4.3. Tracking and Reporting the Implementation of the REFIT Policy

In addition to the GHG impact assessment, this study also investigated how to improve data collection for reporting and tracking implementation of REFIT, in alignment with the requirements of the MPGs for Article 13 of the PA. MRV processes to track the progress of the implementation of the REFIT regulation need to be in place in order to assess the effectiveness of the regulation and its impacts on GHG emission reductions. However, no specific plan for MRV procedures for the REFIT is provided by the government and the timing and frequency of MRV are not specified in the REFIT regulation. Nonetheless, there are existing monitoring initiatives for the electricity sector and for climate change at the national level, such as the National Climate Change Monitoring and Evaluation System [57], that can be used for the MRV of the implementation of the REFIT.
Tracking the implementation of the REFIT consists of tracking several aspects that are relevant for monitoring its performance and is not only limited to GHG emissions. According to the MPGs, non-GHG impacts can also be reported to the UNFCCC. Tracking both GHG and non-GHG impacts is also relevant for national planning because it documents successful policies that achieve strategic goals. Transparency beyond GHG emissions is thus an important tool to demonstrate that REFIT has a measurable impact and is implemented effectively. In addition, tracking of the policy′s impact can provide the feedback required to make potential modifications to the REFIT, like recalculating the tariffs and assessing the quality of the services provided.

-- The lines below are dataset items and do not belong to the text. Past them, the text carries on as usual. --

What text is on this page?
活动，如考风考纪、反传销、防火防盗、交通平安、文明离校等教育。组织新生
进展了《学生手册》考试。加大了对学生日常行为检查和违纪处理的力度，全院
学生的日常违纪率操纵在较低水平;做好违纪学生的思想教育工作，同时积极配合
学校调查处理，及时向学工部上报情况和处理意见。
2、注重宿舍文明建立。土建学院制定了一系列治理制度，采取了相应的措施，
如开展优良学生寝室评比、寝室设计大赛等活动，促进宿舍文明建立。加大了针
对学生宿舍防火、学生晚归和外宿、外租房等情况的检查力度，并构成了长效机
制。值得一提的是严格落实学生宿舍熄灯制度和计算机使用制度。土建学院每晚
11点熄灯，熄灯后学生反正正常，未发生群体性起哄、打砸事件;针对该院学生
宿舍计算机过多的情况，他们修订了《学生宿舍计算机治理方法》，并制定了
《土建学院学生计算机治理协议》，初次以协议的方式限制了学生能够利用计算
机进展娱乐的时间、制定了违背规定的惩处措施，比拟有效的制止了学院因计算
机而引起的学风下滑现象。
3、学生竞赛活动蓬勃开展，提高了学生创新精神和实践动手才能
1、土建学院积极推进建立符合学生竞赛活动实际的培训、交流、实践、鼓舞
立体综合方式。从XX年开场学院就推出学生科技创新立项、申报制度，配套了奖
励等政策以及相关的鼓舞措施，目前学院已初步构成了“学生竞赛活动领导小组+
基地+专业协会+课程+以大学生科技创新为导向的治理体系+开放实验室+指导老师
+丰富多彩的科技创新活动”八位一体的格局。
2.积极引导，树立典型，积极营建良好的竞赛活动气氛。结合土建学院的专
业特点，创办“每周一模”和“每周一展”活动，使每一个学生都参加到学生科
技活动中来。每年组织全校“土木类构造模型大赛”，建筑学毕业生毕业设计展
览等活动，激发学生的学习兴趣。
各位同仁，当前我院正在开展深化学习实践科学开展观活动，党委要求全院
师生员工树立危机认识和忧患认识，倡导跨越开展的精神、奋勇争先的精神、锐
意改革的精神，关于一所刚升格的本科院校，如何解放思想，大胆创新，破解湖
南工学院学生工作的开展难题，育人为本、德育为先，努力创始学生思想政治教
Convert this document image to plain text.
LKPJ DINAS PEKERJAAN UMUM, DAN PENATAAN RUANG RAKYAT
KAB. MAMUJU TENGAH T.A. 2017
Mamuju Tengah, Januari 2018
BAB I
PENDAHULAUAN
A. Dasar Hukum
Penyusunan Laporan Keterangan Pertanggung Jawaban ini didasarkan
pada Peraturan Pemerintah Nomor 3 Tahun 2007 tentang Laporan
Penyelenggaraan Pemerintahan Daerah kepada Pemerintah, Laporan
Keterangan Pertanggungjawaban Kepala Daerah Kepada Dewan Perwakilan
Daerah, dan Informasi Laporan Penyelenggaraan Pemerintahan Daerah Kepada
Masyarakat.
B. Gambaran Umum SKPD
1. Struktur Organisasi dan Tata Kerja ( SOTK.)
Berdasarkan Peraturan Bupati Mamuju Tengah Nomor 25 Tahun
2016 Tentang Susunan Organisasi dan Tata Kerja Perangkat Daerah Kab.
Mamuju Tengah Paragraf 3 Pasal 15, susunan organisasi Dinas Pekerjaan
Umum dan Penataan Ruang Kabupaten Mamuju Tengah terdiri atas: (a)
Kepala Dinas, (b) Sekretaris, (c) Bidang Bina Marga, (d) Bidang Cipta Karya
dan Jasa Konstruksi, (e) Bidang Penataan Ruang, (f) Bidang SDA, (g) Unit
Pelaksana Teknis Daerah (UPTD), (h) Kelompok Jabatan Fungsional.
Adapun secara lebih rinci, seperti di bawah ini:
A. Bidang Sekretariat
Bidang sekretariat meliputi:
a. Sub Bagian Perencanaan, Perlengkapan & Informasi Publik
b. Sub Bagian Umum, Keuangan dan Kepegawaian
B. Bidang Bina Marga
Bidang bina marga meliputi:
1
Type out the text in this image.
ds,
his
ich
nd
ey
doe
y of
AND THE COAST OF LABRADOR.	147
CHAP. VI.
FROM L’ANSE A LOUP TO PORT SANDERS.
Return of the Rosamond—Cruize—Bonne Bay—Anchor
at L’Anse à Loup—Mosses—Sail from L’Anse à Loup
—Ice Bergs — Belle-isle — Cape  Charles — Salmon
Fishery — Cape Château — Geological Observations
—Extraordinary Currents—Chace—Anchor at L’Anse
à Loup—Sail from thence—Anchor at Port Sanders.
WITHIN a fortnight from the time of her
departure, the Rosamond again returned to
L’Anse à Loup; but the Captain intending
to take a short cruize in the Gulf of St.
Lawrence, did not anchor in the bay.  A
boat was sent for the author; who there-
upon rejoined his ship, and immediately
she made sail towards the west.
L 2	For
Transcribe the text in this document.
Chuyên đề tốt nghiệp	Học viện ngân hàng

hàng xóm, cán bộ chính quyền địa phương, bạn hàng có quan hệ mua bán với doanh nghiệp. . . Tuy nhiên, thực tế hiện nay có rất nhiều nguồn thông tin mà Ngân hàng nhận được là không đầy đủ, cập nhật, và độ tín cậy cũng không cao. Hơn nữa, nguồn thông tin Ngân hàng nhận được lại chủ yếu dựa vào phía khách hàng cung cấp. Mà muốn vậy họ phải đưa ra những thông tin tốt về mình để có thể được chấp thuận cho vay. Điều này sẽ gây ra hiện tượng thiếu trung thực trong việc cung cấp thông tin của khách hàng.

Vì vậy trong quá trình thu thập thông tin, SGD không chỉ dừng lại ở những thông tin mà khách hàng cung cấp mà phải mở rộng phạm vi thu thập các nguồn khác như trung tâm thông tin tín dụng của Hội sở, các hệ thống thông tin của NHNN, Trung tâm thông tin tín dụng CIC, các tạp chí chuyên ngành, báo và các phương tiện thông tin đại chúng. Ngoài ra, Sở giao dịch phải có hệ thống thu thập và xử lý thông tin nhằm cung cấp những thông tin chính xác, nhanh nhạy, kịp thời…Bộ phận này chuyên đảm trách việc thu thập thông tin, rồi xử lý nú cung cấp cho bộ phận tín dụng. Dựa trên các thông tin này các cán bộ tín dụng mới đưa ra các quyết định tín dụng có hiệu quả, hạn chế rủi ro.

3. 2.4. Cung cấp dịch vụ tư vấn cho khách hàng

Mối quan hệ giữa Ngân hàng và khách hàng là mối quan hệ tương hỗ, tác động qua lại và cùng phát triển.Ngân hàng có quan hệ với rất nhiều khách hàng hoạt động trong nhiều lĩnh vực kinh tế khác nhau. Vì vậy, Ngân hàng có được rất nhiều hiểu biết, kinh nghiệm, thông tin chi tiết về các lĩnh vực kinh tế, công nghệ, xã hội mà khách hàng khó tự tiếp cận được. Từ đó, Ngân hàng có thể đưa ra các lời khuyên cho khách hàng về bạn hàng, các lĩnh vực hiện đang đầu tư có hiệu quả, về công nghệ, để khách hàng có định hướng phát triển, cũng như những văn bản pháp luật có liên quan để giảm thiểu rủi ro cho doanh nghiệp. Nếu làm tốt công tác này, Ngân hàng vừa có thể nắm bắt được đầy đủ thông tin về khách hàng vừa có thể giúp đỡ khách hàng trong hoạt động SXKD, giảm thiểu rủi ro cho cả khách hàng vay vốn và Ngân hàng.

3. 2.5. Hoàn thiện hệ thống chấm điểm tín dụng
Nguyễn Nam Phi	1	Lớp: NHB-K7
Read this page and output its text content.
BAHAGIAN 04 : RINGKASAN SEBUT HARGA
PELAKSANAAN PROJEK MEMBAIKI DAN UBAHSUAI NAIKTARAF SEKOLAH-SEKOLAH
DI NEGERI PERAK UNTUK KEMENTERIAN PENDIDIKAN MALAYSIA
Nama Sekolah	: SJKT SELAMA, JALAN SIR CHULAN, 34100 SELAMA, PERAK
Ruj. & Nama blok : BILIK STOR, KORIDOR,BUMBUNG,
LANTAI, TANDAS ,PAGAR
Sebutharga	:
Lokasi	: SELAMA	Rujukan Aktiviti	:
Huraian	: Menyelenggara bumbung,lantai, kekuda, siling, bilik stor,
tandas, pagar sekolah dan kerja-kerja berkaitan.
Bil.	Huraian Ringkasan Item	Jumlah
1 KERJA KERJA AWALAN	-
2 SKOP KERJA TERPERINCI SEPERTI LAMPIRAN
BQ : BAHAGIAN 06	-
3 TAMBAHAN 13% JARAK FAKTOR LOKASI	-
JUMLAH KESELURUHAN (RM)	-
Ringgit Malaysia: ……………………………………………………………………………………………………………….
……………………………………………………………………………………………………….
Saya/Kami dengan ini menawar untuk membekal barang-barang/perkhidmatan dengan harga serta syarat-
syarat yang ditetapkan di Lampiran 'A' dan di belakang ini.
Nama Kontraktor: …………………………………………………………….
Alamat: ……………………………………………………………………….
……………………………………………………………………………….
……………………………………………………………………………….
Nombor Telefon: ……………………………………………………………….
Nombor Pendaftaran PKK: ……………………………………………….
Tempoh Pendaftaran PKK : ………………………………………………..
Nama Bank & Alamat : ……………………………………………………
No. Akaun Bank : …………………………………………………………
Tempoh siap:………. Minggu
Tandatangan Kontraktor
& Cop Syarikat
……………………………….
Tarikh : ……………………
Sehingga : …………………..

4.3.1. Indicators for the MRV of the Implementation of the REFIT and of Support Received

The key performance indicators for monitoring the progress of implementation of the REFIT are presented in Table 12. They include the entity responsible for measuring the indicator and the entity that should gather the information and report it to MITADER for the compilation of biennial transparency reports (BTRs) for the UNFCCC. According to the participants of the stakeholder meetings, MIREME, through the National Directorate of Planning and Cooperation (DPC) and the National Directorate of Electricity (DNE), is responsible for monitoring and reporting the energy produced by EDM and IPPs under the REFIT regulation. The tariff levels and expenditures at the source should be monitored by the DNE, EDM, and the Energy Regulatory Authority Board (ARENE). MIREME must report the statistical data, including the biannual energy balances for the installed/planned capacity, to MITADER. The MEF, through the National Directorate of Planning and Budget (DNPO), must coordinate the planning activities and allocate and manage the budget for the implementation of the REFIT regulation. MIREME must bear the responsibility of reporting the co-benefits (sustainable development benefits), which include the number of connected households, schools, health centers, and public administrations infrastructures, as well as jobs opportunities. However, coordination among these entities is also necessary to avoid duplication of efforts by different actors. Participants from the stakeholder meetings stressed that there should be a strong mechanism to facilitate data sharing. The sectors should therefore identify a common and viable platform for making data available.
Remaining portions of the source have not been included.